This article was first tweeted in short form on 9th Jan 2019.
Store of value properties is what gives crypto networks value, utility is overrated for the purposes of investment appreciation. Utility is a red herring for investors.
In the case of Bitcoin, its real utility is really just a bucket, it's a bucket to store value. Make no mistake that the majority of asset value in the world is derived from players parking value into an asset for storage. Whether that be a house, a lump of gold, or even, to a lesser extent, stocks.
To hit this home in crypto... the rise of ETH was NOT from utility. It was NOT from users buying ETH to get Gas to fuel smart contracts. It was from ICO token treasuries parking their funds in ETH as a store of value.

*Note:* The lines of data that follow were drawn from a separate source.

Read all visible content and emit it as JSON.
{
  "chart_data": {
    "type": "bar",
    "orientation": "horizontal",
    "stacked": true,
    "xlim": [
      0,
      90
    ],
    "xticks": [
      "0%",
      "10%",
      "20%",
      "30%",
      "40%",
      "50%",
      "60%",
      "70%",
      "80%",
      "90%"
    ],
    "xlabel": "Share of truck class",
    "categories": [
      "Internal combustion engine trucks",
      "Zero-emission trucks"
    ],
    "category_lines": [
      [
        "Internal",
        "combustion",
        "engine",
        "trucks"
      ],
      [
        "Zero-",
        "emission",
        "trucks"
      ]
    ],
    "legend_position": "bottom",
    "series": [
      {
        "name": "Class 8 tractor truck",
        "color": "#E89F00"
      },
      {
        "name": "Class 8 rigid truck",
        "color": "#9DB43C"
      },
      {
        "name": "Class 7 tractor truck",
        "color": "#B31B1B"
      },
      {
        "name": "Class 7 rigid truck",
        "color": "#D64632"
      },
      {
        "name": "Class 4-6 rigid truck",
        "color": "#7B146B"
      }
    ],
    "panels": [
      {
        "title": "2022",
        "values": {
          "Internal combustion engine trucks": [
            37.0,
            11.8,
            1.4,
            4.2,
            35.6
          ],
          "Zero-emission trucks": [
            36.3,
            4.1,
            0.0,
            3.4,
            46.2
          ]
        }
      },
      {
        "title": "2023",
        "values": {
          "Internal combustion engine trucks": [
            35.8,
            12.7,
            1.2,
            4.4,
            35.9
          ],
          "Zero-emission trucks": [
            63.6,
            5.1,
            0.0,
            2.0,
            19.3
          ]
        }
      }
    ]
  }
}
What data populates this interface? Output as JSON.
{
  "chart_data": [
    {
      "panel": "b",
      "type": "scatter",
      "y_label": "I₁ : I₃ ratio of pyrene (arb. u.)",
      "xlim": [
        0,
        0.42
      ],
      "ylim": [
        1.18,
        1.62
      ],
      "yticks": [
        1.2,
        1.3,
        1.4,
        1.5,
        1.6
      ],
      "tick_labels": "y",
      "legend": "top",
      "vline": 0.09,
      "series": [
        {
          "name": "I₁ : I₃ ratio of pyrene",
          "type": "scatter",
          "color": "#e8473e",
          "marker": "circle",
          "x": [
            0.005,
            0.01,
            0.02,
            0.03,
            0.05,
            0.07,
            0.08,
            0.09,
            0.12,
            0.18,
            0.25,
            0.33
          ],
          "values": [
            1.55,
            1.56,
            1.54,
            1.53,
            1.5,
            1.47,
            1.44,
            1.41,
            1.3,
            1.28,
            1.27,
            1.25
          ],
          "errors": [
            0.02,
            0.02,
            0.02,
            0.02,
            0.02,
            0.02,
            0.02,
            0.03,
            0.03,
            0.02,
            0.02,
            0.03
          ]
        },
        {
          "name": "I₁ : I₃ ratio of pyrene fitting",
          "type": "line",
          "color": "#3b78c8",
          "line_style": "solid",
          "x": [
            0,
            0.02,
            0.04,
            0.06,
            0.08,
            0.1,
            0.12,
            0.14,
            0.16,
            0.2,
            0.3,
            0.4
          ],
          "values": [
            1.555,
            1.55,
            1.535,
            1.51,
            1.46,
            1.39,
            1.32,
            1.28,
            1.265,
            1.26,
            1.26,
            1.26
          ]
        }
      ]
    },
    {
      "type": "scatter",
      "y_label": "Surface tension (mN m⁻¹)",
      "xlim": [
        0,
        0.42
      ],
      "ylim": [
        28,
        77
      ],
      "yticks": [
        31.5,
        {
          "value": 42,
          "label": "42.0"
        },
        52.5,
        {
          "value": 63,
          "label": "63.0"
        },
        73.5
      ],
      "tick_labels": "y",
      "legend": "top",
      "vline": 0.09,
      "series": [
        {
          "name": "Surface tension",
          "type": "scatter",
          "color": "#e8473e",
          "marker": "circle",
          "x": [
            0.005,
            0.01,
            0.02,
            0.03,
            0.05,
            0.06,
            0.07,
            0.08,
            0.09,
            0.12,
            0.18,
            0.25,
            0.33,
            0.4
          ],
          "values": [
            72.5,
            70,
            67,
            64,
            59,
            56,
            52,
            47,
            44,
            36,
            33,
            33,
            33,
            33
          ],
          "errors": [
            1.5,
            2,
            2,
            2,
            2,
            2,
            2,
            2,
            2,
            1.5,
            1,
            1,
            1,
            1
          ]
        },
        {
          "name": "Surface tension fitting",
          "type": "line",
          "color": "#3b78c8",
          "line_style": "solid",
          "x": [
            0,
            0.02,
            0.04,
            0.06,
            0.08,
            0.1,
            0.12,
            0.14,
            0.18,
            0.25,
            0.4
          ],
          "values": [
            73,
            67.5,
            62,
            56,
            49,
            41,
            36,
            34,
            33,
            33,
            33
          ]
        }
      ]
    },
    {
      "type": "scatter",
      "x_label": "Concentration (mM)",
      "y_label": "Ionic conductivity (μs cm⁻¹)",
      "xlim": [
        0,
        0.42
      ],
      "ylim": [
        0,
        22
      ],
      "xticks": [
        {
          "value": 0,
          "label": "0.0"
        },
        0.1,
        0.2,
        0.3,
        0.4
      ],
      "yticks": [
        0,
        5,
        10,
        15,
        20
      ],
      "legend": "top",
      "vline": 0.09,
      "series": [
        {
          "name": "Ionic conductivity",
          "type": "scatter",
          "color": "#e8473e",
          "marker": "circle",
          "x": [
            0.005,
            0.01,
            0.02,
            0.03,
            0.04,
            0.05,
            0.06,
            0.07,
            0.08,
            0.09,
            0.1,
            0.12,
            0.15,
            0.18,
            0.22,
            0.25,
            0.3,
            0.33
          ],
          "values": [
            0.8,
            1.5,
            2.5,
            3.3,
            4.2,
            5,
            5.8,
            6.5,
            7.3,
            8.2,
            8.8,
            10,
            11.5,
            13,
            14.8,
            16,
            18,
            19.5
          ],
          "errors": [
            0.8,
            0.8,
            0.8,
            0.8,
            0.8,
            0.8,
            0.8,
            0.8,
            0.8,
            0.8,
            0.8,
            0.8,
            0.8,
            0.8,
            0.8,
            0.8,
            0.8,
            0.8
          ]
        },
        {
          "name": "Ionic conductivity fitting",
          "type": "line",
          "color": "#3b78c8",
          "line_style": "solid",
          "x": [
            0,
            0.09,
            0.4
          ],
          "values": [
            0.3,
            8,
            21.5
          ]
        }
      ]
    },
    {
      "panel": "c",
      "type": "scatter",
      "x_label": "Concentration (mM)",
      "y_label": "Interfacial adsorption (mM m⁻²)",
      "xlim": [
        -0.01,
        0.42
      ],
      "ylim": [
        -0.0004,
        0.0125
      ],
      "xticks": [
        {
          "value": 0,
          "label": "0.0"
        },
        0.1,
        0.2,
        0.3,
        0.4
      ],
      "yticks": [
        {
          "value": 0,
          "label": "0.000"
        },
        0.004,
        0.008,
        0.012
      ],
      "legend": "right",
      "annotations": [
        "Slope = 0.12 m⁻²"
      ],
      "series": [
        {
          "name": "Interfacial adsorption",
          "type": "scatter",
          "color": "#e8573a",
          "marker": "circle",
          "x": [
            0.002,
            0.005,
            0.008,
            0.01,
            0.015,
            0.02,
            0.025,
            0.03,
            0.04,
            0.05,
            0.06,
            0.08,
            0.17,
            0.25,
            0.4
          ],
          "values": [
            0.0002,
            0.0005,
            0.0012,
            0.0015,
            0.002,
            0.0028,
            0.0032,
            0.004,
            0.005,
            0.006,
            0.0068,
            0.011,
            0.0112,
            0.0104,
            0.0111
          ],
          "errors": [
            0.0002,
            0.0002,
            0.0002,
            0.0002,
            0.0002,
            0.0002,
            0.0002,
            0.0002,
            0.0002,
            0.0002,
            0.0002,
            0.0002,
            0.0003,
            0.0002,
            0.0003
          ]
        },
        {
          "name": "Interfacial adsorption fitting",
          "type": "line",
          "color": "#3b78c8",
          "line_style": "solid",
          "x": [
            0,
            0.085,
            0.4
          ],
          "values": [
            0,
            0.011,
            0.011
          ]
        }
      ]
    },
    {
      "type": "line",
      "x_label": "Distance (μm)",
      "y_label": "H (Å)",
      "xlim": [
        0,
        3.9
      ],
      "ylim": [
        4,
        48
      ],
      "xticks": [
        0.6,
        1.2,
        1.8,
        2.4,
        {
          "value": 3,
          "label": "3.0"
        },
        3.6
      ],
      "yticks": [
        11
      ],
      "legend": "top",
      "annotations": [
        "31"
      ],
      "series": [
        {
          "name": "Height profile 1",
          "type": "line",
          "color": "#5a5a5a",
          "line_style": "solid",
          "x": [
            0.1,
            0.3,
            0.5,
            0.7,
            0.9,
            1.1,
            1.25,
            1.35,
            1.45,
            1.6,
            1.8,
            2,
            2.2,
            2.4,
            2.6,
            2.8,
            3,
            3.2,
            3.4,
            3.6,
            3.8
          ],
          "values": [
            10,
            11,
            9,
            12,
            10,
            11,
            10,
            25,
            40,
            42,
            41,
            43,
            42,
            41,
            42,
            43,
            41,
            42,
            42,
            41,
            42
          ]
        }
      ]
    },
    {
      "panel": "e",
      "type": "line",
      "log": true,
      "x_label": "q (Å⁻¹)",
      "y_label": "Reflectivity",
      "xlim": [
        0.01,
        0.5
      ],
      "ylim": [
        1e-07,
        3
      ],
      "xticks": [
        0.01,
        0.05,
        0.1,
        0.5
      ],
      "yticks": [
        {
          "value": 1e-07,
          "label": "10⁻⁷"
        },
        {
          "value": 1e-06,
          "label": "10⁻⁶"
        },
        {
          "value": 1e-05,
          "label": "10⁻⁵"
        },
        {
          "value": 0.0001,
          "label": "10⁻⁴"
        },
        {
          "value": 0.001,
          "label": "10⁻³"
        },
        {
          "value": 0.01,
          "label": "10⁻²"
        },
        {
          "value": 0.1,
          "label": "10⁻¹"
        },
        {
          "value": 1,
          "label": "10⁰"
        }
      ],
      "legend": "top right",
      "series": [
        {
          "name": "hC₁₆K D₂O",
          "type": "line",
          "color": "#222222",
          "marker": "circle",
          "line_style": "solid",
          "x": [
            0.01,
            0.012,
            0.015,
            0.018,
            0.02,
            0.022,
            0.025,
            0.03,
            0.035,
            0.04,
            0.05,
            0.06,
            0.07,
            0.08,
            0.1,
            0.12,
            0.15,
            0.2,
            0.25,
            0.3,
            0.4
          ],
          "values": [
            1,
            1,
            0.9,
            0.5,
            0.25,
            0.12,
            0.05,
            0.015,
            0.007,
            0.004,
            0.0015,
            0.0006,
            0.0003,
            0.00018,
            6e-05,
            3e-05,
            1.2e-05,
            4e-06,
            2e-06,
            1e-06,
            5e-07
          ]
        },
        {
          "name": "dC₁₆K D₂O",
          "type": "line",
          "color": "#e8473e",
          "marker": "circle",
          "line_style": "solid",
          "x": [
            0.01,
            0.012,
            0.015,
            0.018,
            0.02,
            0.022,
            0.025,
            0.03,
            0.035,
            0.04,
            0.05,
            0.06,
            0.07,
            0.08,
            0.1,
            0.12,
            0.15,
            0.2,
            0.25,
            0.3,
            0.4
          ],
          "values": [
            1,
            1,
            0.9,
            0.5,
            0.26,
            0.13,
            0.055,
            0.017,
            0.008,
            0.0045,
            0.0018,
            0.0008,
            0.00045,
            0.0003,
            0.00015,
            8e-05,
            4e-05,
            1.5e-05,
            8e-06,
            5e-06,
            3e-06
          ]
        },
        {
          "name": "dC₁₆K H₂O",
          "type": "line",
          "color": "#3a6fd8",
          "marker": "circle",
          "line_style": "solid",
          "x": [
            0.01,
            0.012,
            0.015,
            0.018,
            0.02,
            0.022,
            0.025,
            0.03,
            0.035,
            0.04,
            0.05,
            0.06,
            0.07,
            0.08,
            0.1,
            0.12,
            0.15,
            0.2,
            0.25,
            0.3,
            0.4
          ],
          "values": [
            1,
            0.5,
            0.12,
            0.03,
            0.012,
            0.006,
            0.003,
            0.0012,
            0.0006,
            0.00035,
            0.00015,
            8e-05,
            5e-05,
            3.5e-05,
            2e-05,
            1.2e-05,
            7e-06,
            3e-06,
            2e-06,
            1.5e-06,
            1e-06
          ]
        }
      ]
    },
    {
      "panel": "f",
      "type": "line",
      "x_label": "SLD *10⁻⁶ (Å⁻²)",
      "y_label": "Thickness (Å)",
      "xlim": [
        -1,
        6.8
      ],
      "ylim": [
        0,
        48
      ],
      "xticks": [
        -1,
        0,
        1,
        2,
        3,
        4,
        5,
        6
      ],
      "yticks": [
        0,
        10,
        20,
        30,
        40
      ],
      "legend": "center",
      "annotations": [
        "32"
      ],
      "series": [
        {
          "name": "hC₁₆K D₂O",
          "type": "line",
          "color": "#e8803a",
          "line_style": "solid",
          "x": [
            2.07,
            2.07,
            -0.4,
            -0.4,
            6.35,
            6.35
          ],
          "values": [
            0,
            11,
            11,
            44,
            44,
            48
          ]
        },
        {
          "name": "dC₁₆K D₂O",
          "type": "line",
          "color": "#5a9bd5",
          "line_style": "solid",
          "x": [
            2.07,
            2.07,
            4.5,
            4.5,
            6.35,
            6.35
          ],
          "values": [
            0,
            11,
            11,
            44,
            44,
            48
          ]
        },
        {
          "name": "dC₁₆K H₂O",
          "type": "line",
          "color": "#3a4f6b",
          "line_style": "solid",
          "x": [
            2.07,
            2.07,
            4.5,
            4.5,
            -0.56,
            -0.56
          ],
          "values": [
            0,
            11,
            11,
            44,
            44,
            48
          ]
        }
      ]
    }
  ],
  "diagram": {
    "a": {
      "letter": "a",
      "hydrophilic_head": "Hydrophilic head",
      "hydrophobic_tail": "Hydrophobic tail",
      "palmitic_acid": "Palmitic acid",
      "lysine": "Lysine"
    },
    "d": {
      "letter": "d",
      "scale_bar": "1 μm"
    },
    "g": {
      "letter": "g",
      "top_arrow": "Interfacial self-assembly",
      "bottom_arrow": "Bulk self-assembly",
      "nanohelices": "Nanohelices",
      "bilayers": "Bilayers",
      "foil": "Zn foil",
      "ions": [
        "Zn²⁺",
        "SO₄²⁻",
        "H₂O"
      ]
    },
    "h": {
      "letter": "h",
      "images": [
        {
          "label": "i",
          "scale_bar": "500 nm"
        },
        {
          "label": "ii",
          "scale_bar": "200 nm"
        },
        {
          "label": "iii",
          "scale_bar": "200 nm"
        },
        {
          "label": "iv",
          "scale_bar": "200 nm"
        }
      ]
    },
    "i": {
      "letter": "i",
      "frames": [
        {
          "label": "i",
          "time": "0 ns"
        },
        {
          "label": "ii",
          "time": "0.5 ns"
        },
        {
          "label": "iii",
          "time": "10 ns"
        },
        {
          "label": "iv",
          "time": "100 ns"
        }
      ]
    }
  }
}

Unfortunately for ETH, the ERC20 contract that opened the pathway for ETH as a store of value was inorganic. It forced ETH as the token to raise funds. It seemed good to keep funds in ETH as ICO mania pushed values up as more and more projects parked their treasuries in ETH. Easy up equals easy down. Treasuries bailed ETH cascading it down.
Despite being a red herring, utility attracts usage. In a way, through the eyes of the investor, this utility is merely marketing exposure. It opens an opportunity for the network to be used as a store of value. But without solid store of value properties in the network, the network won't sustain high long term capital appreciation apart from short term noob fueled bubbles. Or what we saw with ETH.
What gives a network good properties for store of value? I like Murad Mahmudov's prioritised framework of:
(2) Credibility of fixed monetary policy
(3) Liquidity / Lindy Effect / Infrastructure / Ecosystem
(4) Governance / Adaptability / Community / Game Theoretic Robustness
I can rewrite this as:
(1) don't break on me
(2) don't cheat me in the future
(3) bring more money in
(4) look after the above
(1) (2) and (4) are often discussed. (3) is not deeply studied enough, these network effects are key.
No other crypto-asset has the liquidity, Lindy Effect and infrastructure close to Bitcoin. Ethereum is a clear second, but fails on (2).
Many projects try to bootstrap (3) by employing market makers to stimulate liquidity. They also market the impression of a growing ecosystem with MOUs of partnerships. This is all hot air. Look for organic growth, it's the hard yards that matter.
For example, an investor should be careful regarding organic liquidity versus inorganic liquidity. The former is a sign that real people are using the asset as a store of value, organic liquidity is a by-product of people entering and exiting the asset. A good way to check this is comparing on-chain volumes. Real entries and exits are reflected on the blockchain, market makers do not clear funds onto the chain. If the liquidity is organic, then it means you can exit when it's time to reallocate capital to other buckets. If it's inorganic, the market maker may quit and you're left high and dry.
(1) (2) and (4) are usually objective, (3) is often faked. Look deeply into (3) and make sure the network effects are true and here to stay. Look for organic store of value properties.